The next area to investigate is the LNA. Enable the EXTRACT block in the Amp_Extract_Testbench and simulate. This will simulate all of the interconnect for the LNA using AXIEM. Since the amplifier only sees the top ground, the STACKUP for this simulation is simplified to only be a single dielectric layer. Look at the Low Noise Amp Match and Low Noise Amplifier graphs to see the amplifier response with the EM simulation results. Again, you can disable the EXTRACT to see the response without extraction to compare. Notice at 10 GHz, the gain of the amplifier drops significantly.
The next are to investigate is the filter EM simulated with the rest of the circuit. First, the EXTRACT block in the Via_transition schematic needs to be disabled so the via can be included in the complete filter simulation. Second, enable the EXTRACT block in the Filter_Extract_Testbench and simulate. See the LTCC Module With Extracted Filter graph for the response of the entire circuit with the filter done with AXIEM.
Finally, if you want to simulate the entire circuit, enable the EXTRACT block in the All_Extract_Testbench and simulate. See the LTCC Module graph for the response of the entire circuit metal simulated with AXIEM.

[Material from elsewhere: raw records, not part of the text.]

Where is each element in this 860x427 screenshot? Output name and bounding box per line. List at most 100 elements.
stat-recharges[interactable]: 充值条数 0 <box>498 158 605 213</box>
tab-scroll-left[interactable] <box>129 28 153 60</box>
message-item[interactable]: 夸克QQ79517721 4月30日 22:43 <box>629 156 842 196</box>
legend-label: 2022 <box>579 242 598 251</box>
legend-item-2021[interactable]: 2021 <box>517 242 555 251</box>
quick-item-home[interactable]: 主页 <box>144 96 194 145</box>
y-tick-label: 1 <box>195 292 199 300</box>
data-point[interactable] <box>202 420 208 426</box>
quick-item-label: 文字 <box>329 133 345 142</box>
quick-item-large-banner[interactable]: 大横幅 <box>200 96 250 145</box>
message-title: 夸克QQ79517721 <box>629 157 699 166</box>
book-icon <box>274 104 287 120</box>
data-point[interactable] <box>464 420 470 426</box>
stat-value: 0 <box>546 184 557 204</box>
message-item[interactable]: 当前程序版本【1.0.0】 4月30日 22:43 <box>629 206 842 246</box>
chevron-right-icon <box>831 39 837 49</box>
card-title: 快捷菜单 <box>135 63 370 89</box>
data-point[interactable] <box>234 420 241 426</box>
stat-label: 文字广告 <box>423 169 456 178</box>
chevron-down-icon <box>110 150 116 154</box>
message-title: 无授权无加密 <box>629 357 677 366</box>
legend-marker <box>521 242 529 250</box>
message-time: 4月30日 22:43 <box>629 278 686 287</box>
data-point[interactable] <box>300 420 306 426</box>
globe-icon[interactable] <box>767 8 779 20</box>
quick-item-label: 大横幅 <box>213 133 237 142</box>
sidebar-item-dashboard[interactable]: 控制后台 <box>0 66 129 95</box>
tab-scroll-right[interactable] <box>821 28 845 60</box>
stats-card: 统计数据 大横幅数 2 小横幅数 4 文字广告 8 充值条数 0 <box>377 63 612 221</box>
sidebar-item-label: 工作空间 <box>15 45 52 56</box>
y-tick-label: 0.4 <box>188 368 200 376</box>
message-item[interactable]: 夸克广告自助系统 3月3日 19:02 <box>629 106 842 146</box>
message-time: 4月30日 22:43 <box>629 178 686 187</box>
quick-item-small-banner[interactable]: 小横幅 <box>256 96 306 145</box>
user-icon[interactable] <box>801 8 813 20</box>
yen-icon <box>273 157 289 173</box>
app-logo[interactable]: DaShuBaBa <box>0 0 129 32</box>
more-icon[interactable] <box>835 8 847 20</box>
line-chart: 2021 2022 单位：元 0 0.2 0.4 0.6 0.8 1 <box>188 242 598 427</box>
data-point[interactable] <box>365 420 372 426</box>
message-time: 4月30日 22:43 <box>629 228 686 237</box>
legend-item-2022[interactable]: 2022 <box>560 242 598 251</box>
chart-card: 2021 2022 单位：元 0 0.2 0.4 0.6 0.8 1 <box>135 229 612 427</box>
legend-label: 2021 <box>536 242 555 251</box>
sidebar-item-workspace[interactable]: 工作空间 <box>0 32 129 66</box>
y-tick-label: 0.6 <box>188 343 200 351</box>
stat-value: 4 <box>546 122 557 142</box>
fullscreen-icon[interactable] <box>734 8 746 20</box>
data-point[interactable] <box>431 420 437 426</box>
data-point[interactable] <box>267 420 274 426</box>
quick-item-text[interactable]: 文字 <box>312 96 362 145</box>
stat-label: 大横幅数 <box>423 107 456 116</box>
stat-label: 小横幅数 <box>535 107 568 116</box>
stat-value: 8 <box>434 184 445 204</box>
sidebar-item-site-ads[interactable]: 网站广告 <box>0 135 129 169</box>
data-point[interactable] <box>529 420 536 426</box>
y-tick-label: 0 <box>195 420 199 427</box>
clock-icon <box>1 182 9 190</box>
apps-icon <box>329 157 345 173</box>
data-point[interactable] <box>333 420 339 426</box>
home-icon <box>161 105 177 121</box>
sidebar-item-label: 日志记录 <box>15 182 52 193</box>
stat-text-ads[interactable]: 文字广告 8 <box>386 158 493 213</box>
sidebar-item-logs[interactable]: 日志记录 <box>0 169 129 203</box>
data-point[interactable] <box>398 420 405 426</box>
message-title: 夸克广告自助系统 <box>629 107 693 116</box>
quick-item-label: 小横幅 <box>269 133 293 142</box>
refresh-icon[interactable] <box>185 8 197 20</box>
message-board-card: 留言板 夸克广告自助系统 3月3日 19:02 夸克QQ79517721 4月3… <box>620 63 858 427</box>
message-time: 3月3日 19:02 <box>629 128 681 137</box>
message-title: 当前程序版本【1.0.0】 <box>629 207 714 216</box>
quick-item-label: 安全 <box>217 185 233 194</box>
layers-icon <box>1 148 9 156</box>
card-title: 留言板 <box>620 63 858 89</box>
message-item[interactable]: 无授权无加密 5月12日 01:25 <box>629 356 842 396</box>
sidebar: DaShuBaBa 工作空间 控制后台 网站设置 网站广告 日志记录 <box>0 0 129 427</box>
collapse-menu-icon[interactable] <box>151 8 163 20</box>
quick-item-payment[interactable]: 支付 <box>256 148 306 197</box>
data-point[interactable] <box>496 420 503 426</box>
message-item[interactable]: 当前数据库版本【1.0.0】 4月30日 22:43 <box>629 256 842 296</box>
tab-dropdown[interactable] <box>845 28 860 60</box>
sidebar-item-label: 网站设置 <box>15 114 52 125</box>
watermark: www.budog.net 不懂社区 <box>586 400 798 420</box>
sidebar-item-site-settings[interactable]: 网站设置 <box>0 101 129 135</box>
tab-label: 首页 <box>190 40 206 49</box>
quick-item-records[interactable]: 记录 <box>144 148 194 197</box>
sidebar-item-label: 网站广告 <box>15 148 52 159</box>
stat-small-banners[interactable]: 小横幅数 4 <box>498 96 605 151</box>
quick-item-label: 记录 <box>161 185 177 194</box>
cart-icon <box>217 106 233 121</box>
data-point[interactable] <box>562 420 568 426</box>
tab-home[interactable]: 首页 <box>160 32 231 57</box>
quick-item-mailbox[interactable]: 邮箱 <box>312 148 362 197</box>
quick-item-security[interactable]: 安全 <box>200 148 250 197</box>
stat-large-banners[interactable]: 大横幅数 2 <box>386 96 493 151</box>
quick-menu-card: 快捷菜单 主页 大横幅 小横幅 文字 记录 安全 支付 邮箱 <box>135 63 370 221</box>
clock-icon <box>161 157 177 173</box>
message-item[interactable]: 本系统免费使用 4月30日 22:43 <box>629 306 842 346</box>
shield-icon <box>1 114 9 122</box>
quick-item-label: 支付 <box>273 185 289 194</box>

The EM documents that are extracted in this project are set up to use AXIEM autoports. To see how the ports are configured for an EM structure that uses autoports right-click on the EM structure and preview the geometry. Look at the preview of the EM_Extract_all EM structure and notice that the ports where the capacitors are placed on the lower bias line are set up to be a mutual grouping pair. This ensures that when de-embedding takes place of these ports, it accounts for the port next to it.